O mercado, o estado e as drogas

A ineficiência dos estados em vários setores da sociedade é facilmente comprovada. Mas com relação à política praticada no mundo inteiro (com louváveis exceções), com foco nas drogas dito ilegais, tem produzido um imenso desastre conhecido por todos.

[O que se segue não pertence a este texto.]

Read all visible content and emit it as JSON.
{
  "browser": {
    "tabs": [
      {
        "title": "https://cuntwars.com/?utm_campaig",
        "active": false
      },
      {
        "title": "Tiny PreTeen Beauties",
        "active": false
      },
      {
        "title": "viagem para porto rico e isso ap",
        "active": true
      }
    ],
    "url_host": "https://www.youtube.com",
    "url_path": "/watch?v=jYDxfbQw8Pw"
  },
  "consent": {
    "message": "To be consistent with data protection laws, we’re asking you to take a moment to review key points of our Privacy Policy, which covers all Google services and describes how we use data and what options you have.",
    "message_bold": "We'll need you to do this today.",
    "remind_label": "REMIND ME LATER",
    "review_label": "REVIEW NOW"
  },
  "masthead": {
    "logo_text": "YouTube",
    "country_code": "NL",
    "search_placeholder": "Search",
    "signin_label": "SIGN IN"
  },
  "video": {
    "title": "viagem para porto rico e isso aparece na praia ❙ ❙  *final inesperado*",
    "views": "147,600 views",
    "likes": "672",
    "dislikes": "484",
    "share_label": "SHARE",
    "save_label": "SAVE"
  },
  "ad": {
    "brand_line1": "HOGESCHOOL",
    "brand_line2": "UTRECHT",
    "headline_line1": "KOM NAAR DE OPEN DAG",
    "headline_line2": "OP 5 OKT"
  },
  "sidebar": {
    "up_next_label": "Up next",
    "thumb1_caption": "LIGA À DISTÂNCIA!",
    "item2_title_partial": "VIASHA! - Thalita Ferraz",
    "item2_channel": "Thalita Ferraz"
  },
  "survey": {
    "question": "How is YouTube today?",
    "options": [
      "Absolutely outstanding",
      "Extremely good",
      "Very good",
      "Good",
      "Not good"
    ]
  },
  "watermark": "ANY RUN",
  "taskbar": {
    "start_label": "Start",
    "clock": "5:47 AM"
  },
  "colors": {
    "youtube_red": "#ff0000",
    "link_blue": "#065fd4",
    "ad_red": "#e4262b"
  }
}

São alarmantes os três resultados práticos do famoso “combate às drogas”:

1. o enriquecimento descomunal dos “capi”
2. o aumento brutal do consumo
3. a morte de milhares de inocentes, policiais e traficantes a cada ano (o total ultrapassa, fácil, às quantidades de mortes de muitas guerras somadas). Só no México, mais de sessenta mil pessoas, pereceram. Por aqui as lutas pelos pontos de venda rendem tristezas todos os dias. Pouco se fala desse total escabroso. Mas quando morre um artista, por overdose, é um escândalo mundial.

Nós, do Ocidente, estamos mais acostumados a presenciar a luta improdutiva das polícias contra o uso da maconha e da cocaína. Os Estados Unidos, imenso consumidor, já tem a heroína disputando clientes. O crack, coisa nova no pedaço, é a parte mais miserável do problema. Mas, em termos de mercado, é apenas a constatação da existência de um nicho financeiramente mais pobre que precisava ser explorado.

Do outro lado do mundo, ópio, heroína e haxixe dominam o pedaço. Mas, em qualquer lugar os policiais têm sido mais vitimados do que produtivos em seus esforços para reduzir a atividade negocial que viabiliza esta indústria universal.

Estimulados pelos retornos financeiros formidáveis, que ultrapassam qualquer outro investimento, os cartéis internacionais se tornaram organizações profissionais. Com disciplina de bala, conseguem planejar, produzir, transportar, vender e controlar seus mercados, cativos e sempre em expansão, com margens de lucro tão generosas que, as tais badaladas “apreensões”, às vezes, planejadas e diversionistas, são apenas “acidentes de trabalho”.

A chegada recente ao mercado dos alucinógenos e psicoativos, apenas agregou mais produtos nas gôndolas do tráfico. Segundo uma pesquisa feita nos Estados Unidos sobre o “Uso de Drogas e a Saúde”, mais de 13 milhões de americanos, com idade entre doze e dezoito anos, já tomaram Ecstasy pelo menos uma vez, e conclui que, 92% deste total, se tornaram consumidores de outras drogas.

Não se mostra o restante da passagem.